Nvidia Grace CPU unveiled at GTC21

Written by bit-tech news

April 13, 2021 | 11:00

Companies: #nvidia

Nvidia's GTC21 kicked off yesterday and there have already been three pages of blog posts uploaded on the Nvidia news site about revelations from the show. Many of the innovations highlighted on that blog are for automotive, data centre, and the supercomputer industries – rather than PCs or games consoles, but some tech will undoubtedly drip down to consumer platforms.

During his keynote, Nvidia CEO Jensen Huang seemed particularly pleased to announce that Nvidia was now a 'three chips company'. Of course Nvidia is best known for its GPUs, but yesterday it introduced a roadmap showing regular progression goals in not just GPUs but in DPUs (data processing units) and CPUs. Between now and 2025 we are going to see this triple fork advance with Nvidia developing the Ampere GPU, BlueField DPU, and Grace CPU architectures.

I already mentioned that none of these GPU, DPU or CPU developments were targeting PCs or consoles, but specifically the Grace CPU is aimed at data centres. In this segment, Nvidia says that a Grace-based system will "deliver 10x faster performance than today’s state-of-the-art NVIDIA DGX-based systems," which run on x86 CPUs.

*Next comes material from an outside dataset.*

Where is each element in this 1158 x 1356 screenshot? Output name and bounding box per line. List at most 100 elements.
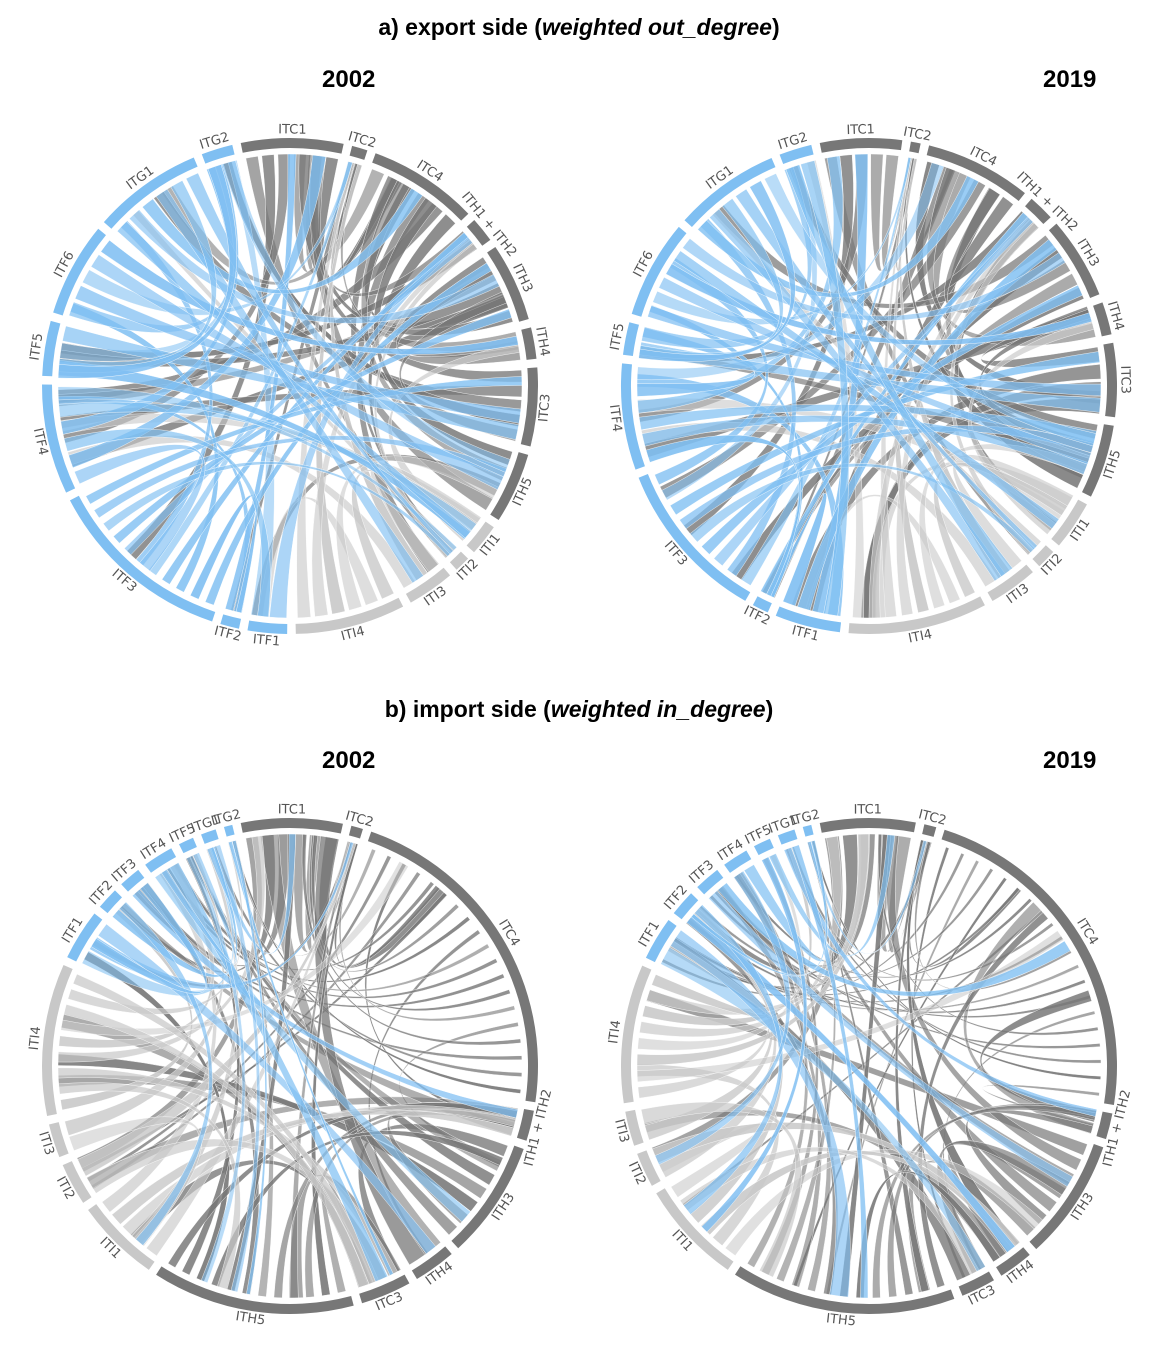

Grace has the following key features:

  • Next-gen Arm Neoverse core design
  • NVLink 4.0 CPU-to-GPU bandwidth >900GB/s
  • NVLink 4.0 CPU-to-CPU bandwidth >600GB/s
  • LPDDR5x for >500GB/s
  • shared CPU/GPU module

It is too early for Nvidia to provide CPU design specifics such as core counts and clocks but from the renders shared it looks like Grace will feature approx 80 CPU cores. Grace already has some significant supercomputer design wins.

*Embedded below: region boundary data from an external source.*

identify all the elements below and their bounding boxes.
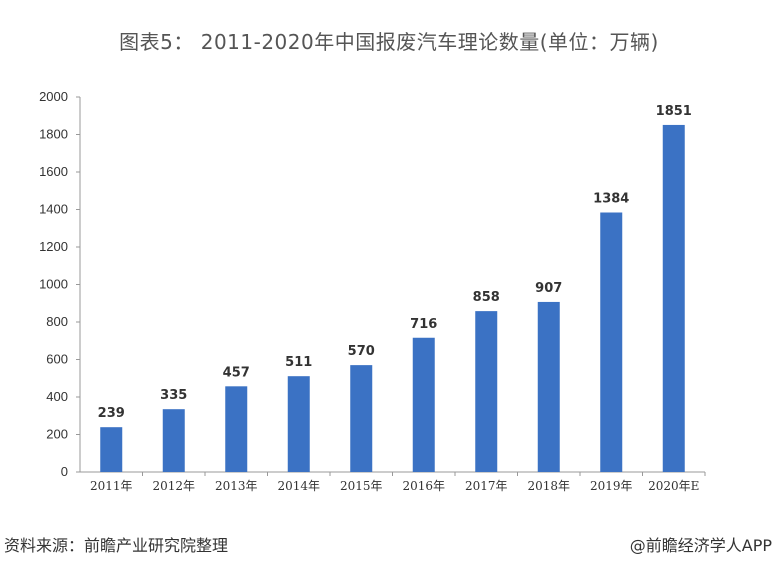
x-category-label: 2017年: [465, 479, 508, 493]
x-category-label: 2012年: [152, 479, 195, 493]
x-category-label: 2020年E: [648, 479, 699, 493]
x-category-label: 2013年: [215, 479, 258, 493]
bar-value-label: 907: [535, 281, 562, 296]
y-tick-label: 400: [46, 389, 68, 404]
y-tick-label: 800: [46, 314, 68, 329]
credit-note: @前瞻经济学人APP: [629, 536, 772, 555]
y-axis: 0 200 400 600 800 1000 1200 1400 1600 1800 2000: [39, 89, 81, 479]
y-tick-label: 2000: [39, 89, 68, 104]
x-category-label: 2014年: [277, 479, 320, 493]
x-category-label: 2015年: [340, 479, 383, 493]
bar: [100, 427, 123, 472]
bars: 239 335 457 511 570 716 858 907 1384 1851: [98, 104, 692, 472]
bar-value-label: 511: [285, 355, 312, 370]
bar-value-label: 457: [223, 365, 250, 380]
y-tick-label: 1400: [39, 202, 68, 217]
bar-value-label: 716: [410, 317, 437, 332]
bar-value-label: 570: [348, 344, 375, 359]
x-category-label: 2016年: [402, 479, 445, 493]
bar-chart: 0 200 400 600 800 1000 1200 1400 1600 1800 2000 20…: [39, 89, 706, 493]
x-category-label: 2011年: [90, 479, 133, 493]
x-axis: 2011年 2012年 2013年 2014年 2015年 2016年 2017年 2018年…: [80, 471, 706, 493]
bar: [600, 212, 623, 472]
y-tick-label: 1600: [39, 164, 68, 179]
bar: [662, 124, 685, 472]
x-category-label: 2018年: [527, 479, 570, 493]
y-tick-label: 600: [46, 352, 68, 367]
chart-title: 图表5： 2011-2020年中国报废汽车理论数量(单位：万辆): [119, 30, 659, 54]
x-category-label: 2019年: [590, 479, 633, 493]
y-tick-label: 0: [61, 464, 68, 479]
bar-value-label: 1384: [593, 192, 629, 207]
bar: [287, 376, 310, 472]
y-tick-label: 1000: [39, 277, 68, 292]
bar: [412, 337, 435, 472]
bar-value-label: 335: [160, 388, 187, 403]
y-tick-label: 1800: [39, 127, 68, 142]
bar-value-label: 858: [473, 290, 500, 305]
bar: [162, 409, 185, 472]
y-tick-label: 200: [46, 427, 68, 442]
bar: [350, 365, 373, 472]
bar: [537, 301, 560, 472]
bar-value-label: 239: [98, 406, 125, 421]
source-note: 资料来源：前瞻产业研究院整理: [4, 536, 229, 555]
bar: [225, 386, 248, 472]
bar-value-label: 1851: [656, 104, 692, 119]
y-tick-label: 1200: [39, 239, 68, 254]
bar: [475, 311, 498, 472]
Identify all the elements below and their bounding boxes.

Grace-Next cores will not just be data centre bound but will feature in the impressive upcoming Nvidia Drive Atlan SoC, pictured below. This powerful processor is likened to a "data centre on wheels," and folds a vehicle's entire compute infrastructure into a single SoC.

The image above gives you an overview of the Atlan SoC's components and this next-gen platform is touted to "achieve an unprecedented 1,000 trillion operations per second (TOPS) of performance and an estimated SPECint score of more than 100 (SPECrate2017_int)," which is said to be "greater than the total compute in most robotaxis today".

Nvidia's last CPU family, the Tegra, found a way into various consoles, tablets and other smart devices. One wonders what future consumer gems will feature Grace, or Grace-Next.